PRIME MINISTER: Well, not all that specialist accommodation is available, and that’s part of the challenge. And that’s why it’s –

JEFFREYS: There’s a 40 per cent vacancy rate. There’s a 40 per cent vacancy rate across all SDAs.

PRIME MINISTER: And what we have – what we are, what are we will be doing is continue to double down on ensuring that we meet those important targets. It is it is difficult to get people moving from one accommodation to the other and it is difficult to have been doing that during a pandemic. It remains an important goal for the Government, and we’re going to continue to pursue it very enthusiastically.

WILKINS: Wage figures are out tomorrow, Prime Minister, we know they won’t match the rise in inflation. Are you concerned that this is proof that families have gone backwards on your watch?

PRIME MINISTER: Well, the minimum wage has actually increased by 7 per cent in real terms since we came to Government in 7 out of the last 8 years, the minimum wage, which is linked to about 25 per cent of all wage earners in the, in the economy. There’s only a 2 per cent of people on the minimum wage, but there’s another 23 per cent in the workforce whose wages are linked through rewards to that minimum wage decision. Now what that means is in the last 7 out of the last 8 years, the wages have risen higher than inflation. When Labor were in power, 3 out of the 6 years, it was actually less. And so we’ve been able to do this, Richard, during the middle of a pandemic and a global recession, 30 times worse than what happened during the Global Financial Crisis of more than 10 years ago. We got 400,000 more people in jobs than before the pandemic and when it comes to cost of living, we all know what’s causing that. It’s the war in Europe. It’s the disruption that has been caused by the pandemic to supply chains and transport costs, and even the pressure from the recent floods on fruit and vegetable prices. But when you look at our cost of living here in Australia, inflation running at 5.1 per cent. In New Zealand, it’s 7 per cent. In the United States, it’s 8.5 per cent. And when you look at interest rates, ours went up 25 basis points from historical lows. In New Zealand, they went up by 125. In the UK and the US and they’ve gone up to 100 basis points. So yes, these pressures are real, but we put up an economic shield, Richard, to protect Australians from these global forces and we’re doing so much better than other countries as a result.

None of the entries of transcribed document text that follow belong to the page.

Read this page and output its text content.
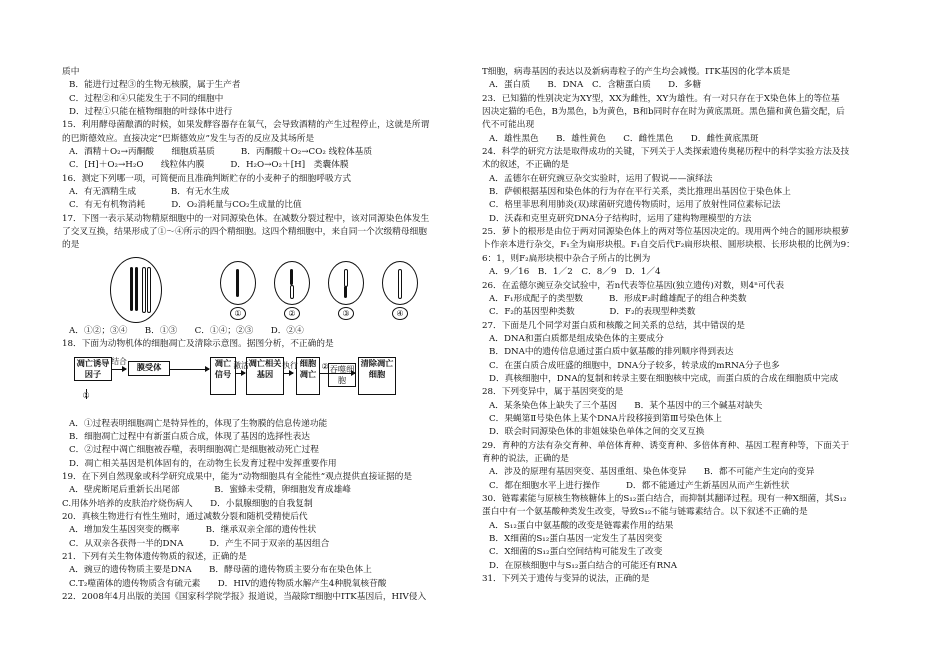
质中
B．能进行过程③的生物无核膜，属于生产者
C．过程②和④只能发生于不同的细胞中
D．过程①只能在植物细胞的叶绿体中进行
15．利用酵母菌酿酒的时候，如果发酵容器存在氧气，会导致酒精的产生过程停止，这就是所谓
的巴斯德效应。直接决定“巴斯德效应”发生与否的反应及其场所是
A．酒精＋O₂→丙酮酸　　细胞质基质　　　B．丙酮酸＋O₂→CO₂ 线粒体基质
C．[H]＋O₂→H₂O　　线粒体内膜　　　D．H₂O→O₂＋[H]　类囊体膜
16．测定下列哪一项，可简便而且准确判断贮存的小麦种子的细胞呼吸方式
A．有无酒精生成　　　　B．有无水生成
C．有无有机物消耗　　　D．O₂消耗量与CO₂生成量的比值
17．下图一表示某动物精原细胞中的一对同源染色体。在减数分裂过程中，该对同源染色体发生
了交叉互换，结果形成了①～④所示的四个精细胞。这四个精细胞中，来自同一个次级精母细胞
的是
①	②	③	④
A．①②；③④　　B．①③　　C．①④；②③　　D．②④
18．下面为动物机体的细胞凋亡及清除示意图。据图分析，不正确的是
凋亡诱导因子
结合
膜受体
①
凋亡信号
激活 凋亡相关基因
执行 细胞凋亡
② 吞噬细胞
清除凋亡细胞
A．①过程表明细胞凋亡是特异性的，体现了生物膜的信息传递功能
B．细胞凋亡过程中有新蛋白质合成，体现了基因的选择性表达
C．②过程中凋亡细胞被吞噬，表明细胞凋亡是细胞被动死亡过程
D．凋亡相关基因是机体固有的，在动物生长发育过程中发挥重要作用
19．在下列自然现象或科学研究成果中，能为“动物细胞具有全能性”观点提供直接证据的是
A．壁虎断尾后重新长出尾部　　　　B．蜜蜂未受精，卵细胞发育成雄峰
C.用体外培养的皮肤治疗烧伤病人　　D．小鼠腺细胞的自我复制
20．真核生物进行有性生殖时，通过减数分裂和随机受精使后代
A．增加发生基因突变的概率　　　B．继承双亲全部的遗传性状
C．从双亲各获得一半的DNA　　　D．产生不同于双亲的基因组合
21．下列有关生物体遗传物质的叙述，正确的是
A．豌豆的遗传物质主要是DNA　　B．酵母菌的遗传物质主要分布在染色体上
C.T₂噬菌体的遗传物质含有硫元素　　D．HIV的遗传物质水解产生4种脱氧核苷酸
22．2008年4月出版的美国《国家科学院学报》报道说，当敲除T细胞中ITK基因后，HIV侵入
T细胞，病毒基因的表达以及新病毒粒子的产生均会减慢。ITK基因的化学本质是
A．蛋白质　　B．DNA　C．含糖蛋白质　　D．多糖
23．已知猫的性别决定为XY型，XX为雌性，XY为雄性。有一对只存在于X染色体上的等位基
因决定猫的毛色，B为黑色，b为黄色，B和b同时存在时为黄底黑斑。黑色猫和黄色猫交配，后
代不可能出现
A．雄性黑色　　B．雄性黄色　　C．雌性黑色　　D．雌性黄底黑斑
24．科学的研究方法是取得成功的关键，下列关于人类探索遗传奥秘历程中的科学实验方法及技
术的叙述，不正确的是
A．孟德尔在研究豌豆杂交实验时，运用了假说——演绎法
B．萨顿根据基因和染色体的行为存在平行关系，类比推理出基因位于染色体上
C．格里菲思利用肺炎(双)球菌研究遗传物质时，运用了放射性同位素标记法
D．沃森和克里克研究DNA分子结构时，运用了建构物理模型的方法
25．萝卜的根形是由位于两对同源染色体上的两对等位基因决定的。现用两个纯合的圆形块根萝
卜作亲本进行杂交，F₁全为扁形块根。F₁自交后代F₂扁形块根、圆形块根、长形块根的比例为9：
6：1，则F₂扁形块根中杂合子所占的比例为
A．9／16　B．1／2　C．8／9　D．1／4
26．在孟德尔豌豆杂交试验中，若n代表等位基因(独立遗传)对数，则4ⁿ可代表
A．F₁形成配子的类型数　　　B．形成F₂时雌雄配子的组合种类数
C．F₂的基因型种类数　　　　D．F₂的表现型种类数
27．下面是几个同学对蛋白质和核酸之间关系的总结，其中错误的是
A．DNA和蛋白质都是组成染色体的主要成分
B．DNA中的遗传信息通过蛋白质中氨基酸的排列顺序得到表达
C．在蛋白质合成旺盛的细胞中，DNA分子较多，转录成的mRNA分子也多
D．真核细胞中，DNA的复制和转录主要在细胞核中完成，而蛋白质的合成在细胞质中完成
28．下列变异中，属于基因突变的是
A．某条染色体上缺失了三个基因　　B．某个基因中的三个碱基对缺失
C．果蝇第Ⅱ号染色体上某个DNA片段移接到第Ⅲ号染色体上
D．联会时同源染色体的非姐妹染色单体之间的交叉互换
29．育种的方法有杂交育种、单倍体育种、诱变育种、多倍体育种、基因工程育种等，下面关于
育种的说法，正确的是
A．涉及的原理有基因突变、基因重组、染色体变异　　B．都不可能产生定向的变异
C．都在细胞水平上进行操作　　　D．都不能通过产生新基因从而产生新性状
30．链霉素能与原核生物核糖体上的S₁₂蛋白结合，而抑制其翻译过程。现有一种X细菌，其S₁₂
蛋白中有一个氨基酸种类发生改变，导致S₁₂不能与链霉素结合。以下叙述不正确的是
A．S₁₂蛋白中氨基酸的改变是链霉素作用的结果
B．X细菌的S₁₂蛋白基因一定发生了基因突变
C．X细菌的S₁₂蛋白空间结构可能发生了改变
D．在原核细胞中与S₁₂蛋白结合的可能还有RNA
31．下列关于遗传与变异的说法，正确的是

JEFFREYS: We know that you don’t want to say whether or not you will step down as Leader if you don’t win the election on Saturday. But are you confident that you can pull off another miracle?

PRIME MINISTER: This is the choice of the Australian people. I was saying the same thing to me three years ago and so speculating on, on, on outcomes that I’m not working towards is not something I engage in. What we’re trying to make very clear at this election is there is a choice and how strong our economy is in the future will determine the choices that Australians have as families. Whether they can buy their own home, whether they can be able to deal with the rising cost of living pressures. We’ve demonstrated as a Government our ability to manage money. We’ve demonstrated our ability to grow a strong economy and we’ve got an economic plan which will now take us to the next level. The Labor Party are a risk. We’ve got a leader of the Labor Party in Anthony Albanese who’s been very loose on the economy, not knowing key fundamentals about the economy. And that’s a great risk to you and your family. If you can’t manage money, you can’t run a Government, that means you can’t support essential services like Medicare and indeed, disability accommodation.

WILKINS: Well it’s been a relentless campaign. Just four days to go, I’m sure you’re looking forward to Saturday. Thank you for your time this morning, Prime Minister we appreciate it.

PRIME MINISTER: Thanks very much. Good to be with you.